I have found that I am stuck in a little bit of a bind by this question. As we approach the newness of our lives, careers, education, and friends (or those who we, at first glance, believed to be our friends), and we shed the new, where does our identity actually stand? Watching the public lately as I move through the new events of my life, I have observed that perhaps we are just putting on a mask that hides neither a presence or an identity. The identity that we create is simply a reflection of what we are socially expected to do. My in-between has been this transformation into the life of a graduate student, accepting what has been and what I have come from, while taking on the terrifying task of answering the question "what's next?" This is currently the in-between that I find myself grappling with.
When they face the predicament of not knowing what to do next or what comes next, literary characters are conveniently given a direction. If only life outside of the literary world were so easy. I am compelled to do many things. Characters of my own creation move forward as I direct them through life like a master puppeteer; all the while I wish, at times, that I had my own. Learning to navigate the new, the in-between, seems to be the biggest challenge of becoming my own adult, my own writer, my own puppeteer.
I have stepped out from behind a mask that does not hide anything, my presence or my identity, and I have stepped into a light which few seem to ever stand in.
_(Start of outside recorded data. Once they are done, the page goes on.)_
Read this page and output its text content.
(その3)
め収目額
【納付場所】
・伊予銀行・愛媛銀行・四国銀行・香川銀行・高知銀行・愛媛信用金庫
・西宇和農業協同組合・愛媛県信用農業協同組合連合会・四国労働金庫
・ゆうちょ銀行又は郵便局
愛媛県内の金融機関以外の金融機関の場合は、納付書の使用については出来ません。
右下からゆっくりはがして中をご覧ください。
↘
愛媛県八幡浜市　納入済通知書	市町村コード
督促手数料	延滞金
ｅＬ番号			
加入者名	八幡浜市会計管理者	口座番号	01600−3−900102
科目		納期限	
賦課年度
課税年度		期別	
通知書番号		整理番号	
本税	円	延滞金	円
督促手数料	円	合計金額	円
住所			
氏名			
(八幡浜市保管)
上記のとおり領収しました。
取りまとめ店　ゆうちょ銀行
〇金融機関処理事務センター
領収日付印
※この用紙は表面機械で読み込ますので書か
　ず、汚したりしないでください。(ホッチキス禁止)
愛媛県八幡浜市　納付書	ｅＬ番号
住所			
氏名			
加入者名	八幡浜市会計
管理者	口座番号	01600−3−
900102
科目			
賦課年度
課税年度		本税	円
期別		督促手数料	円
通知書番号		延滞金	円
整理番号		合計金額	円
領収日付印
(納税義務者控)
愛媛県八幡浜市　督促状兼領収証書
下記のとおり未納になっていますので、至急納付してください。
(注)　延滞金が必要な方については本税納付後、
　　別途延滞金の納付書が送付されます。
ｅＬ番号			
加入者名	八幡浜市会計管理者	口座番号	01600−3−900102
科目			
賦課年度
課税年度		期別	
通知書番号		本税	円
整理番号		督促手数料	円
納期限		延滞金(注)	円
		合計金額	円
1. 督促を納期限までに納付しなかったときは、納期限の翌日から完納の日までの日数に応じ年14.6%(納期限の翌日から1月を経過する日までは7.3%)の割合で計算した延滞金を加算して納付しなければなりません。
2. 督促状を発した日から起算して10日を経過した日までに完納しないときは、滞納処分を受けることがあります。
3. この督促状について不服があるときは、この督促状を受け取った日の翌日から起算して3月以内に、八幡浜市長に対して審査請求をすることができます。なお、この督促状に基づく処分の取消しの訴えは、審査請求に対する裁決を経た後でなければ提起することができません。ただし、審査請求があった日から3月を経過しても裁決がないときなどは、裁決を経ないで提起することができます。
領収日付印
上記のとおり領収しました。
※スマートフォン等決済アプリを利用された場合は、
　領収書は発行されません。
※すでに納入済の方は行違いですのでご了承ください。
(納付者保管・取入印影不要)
We are told as we grow up, "don't ever forget where you came from," and yet, as I move through life and develop a path of my own, I wonder what would happen if I simply, like dead skin, shed the past and where I came from? What would change? Would I live the life that I have now the same way that I do, or would forgetting my past change it all? If this theory is correct and the masks that we wear truly do not hide a presence or an identity, then we don't actually have a past, we simply have an illusion that we have constructed to be the truth and our past.